Gmina Sępólno Krajeńskie chciała rozpocząć budowę przedszkola już w przyszłym roku. Inwestycja miałaby kosztować około 10 milionów złotych. O tyle też samorząd zabiegał w rządowym Funduszu Inwestycji Lokalnych. Niestety na kujawsko-pomorskiej liście 92 inwestycji, które otrzymały dofinansowanie, nie ma Sępólna Krajeńskiego. Jest to dla nas ogromne zaskoczenie – mówi Waldemar Stupałkowski, burmistrz miasta.
– Według ogłoszonych w konkursie siedmiu kryteriów oceny wniosków, wszystkie siedem Gmina Sępólno Krajeńskie spełniła. Ze zdumieniem stwierdziliśmy, że naszego wniosku jednak nie ma na liście i nie dostał on ani złotówki wsparcia – dodaje Stupałkowski.
Rozczarowanie jest tym większe, że nowe przedszkole w Sępólnie Krajeńskim jest pilnie potrzebne. Obecnie w całej gminie działają tylko dwa przedszkola oraz kilka tak zwanych punków przedszkolnych. Nawet gdyby chcieć uruchomić kolejne, to nie ma nigdzie takiego budynku, w którym można by je urządzić. Stąd niezbędna jest szybka budowa nowego obiektu. Miasto ma już teren i gotową dokumentację techniczną. Brakuje tylko pieniędzy. Bez nich nie ruszymy z tą inwestycją – mówi dalej burmistrz Sępólna Krajeńskiego.
– Budowa przedszkola, jest strategiczną inwestycją dla naszej gminy. Przedszkole jest oczekiwane przez naszych mieszkańców i tutaj bez wsparcia zewnętrznego, realizacja tego projektu stoi pod dużym znakiem zapytania – dodaje samorządowiec.

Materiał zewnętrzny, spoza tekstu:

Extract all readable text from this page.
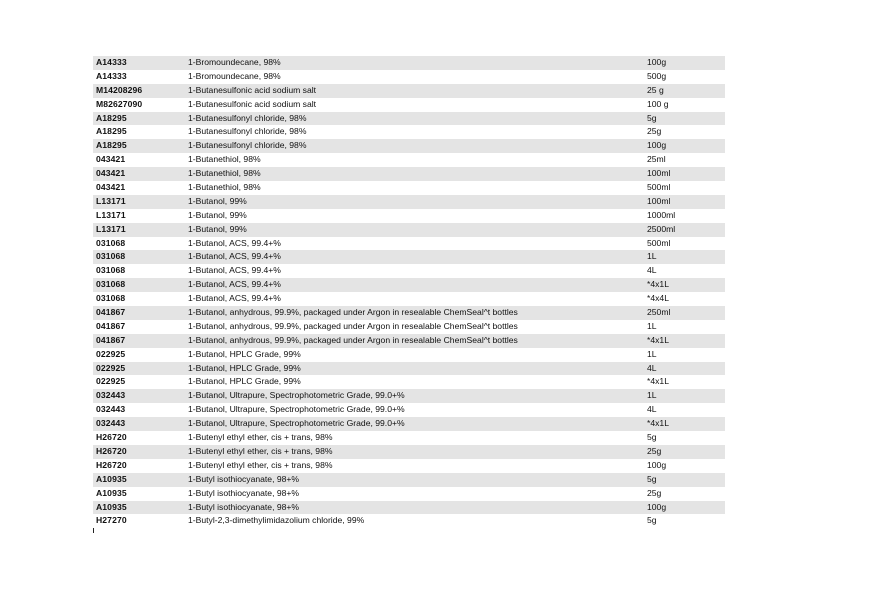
A14333	1-Bromoundecane, 98%	100g
A14333	1-Bromoundecane, 98%	500g
M14208296	1-Butanesulfonic acid sodium salt	25 g
M82627090	1-Butanesulfonic acid sodium salt	100 g
A18295	1-Butanesulfonyl chloride, 98%	5g
A18295	1-Butanesulfonyl chloride, 98%	25g
A18295	1-Butanesulfonyl chloride, 98%	100g
043421	1-Butanethiol, 98%	25ml
043421	1-Butanethiol, 98%	100ml
043421	1-Butanethiol, 98%	500ml
L13171	1-Butanol, 99%	100ml
L13171	1-Butanol, 99%	1000ml
L13171	1-Butanol, 99%	2500ml
031068	1-Butanol, ACS, 99.4+%	500ml
031068	1-Butanol, ACS, 99.4+%	1L
031068	1-Butanol, ACS, 99.4+%	4L
031068	1-Butanol, ACS, 99.4+%	*4x1L
031068	1-Butanol, ACS, 99.4+%	*4x4L
041867	1-Butanol, anhydrous, 99.9%, packaged under Argon in resealable ChemSeal^t bottles	250ml
041867	1-Butanol, anhydrous, 99.9%, packaged under Argon in resealable ChemSeal^t bottles	1L
041867	1-Butanol, anhydrous, 99.9%, packaged under Argon in resealable ChemSeal^t bottles	*4x1L
022925	1-Butanol, HPLC Grade, 99%	1L
022925	1-Butanol, HPLC Grade, 99%	4L
022925	1-Butanol, HPLC Grade, 99%	*4x1L
032443	1-Butanol, Ultrapure, Spectrophotometric Grade, 99.0+%	1L
032443	1-Butanol, Ultrapure, Spectrophotometric Grade, 99.0+%	4L
032443	1-Butanol, Ultrapure, Spectrophotometric Grade, 99.0+%	*4x1L
H26720	1-Butenyl ethyl ether, cis + trans, 98%	5g
H26720	1-Butenyl ethyl ether, cis + trans, 98%	25g
H26720	1-Butenyl ethyl ether, cis + trans, 98%	100g
A10935	1-Butyl isothiocyanate, 98+%	5g
A10935	1-Butyl isothiocyanate, 98+%	25g
A10935	1-Butyl isothiocyanate, 98+%	100g
H27270	1-Butyl-2,3-dimethylimidazolium chloride, 99%	5g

Według szacunków Ratusza na miejsce w przedszkolu w całej gminie Sępólno Krajeńskie, czeka około 250 dzieci. Budowa nowego obiektu, na 200 dzieci, i tak nie rozwiąże w całości tego problemu. Pozwoli ona jednak w znacznym stopniu go ograniczyć. W nowopowstałej placówce pracę znajdzie około 20 osób. Rodzice posyłający dzieci do przedszkola również będą mogli powrócić do pełnej aktywności zawodowej.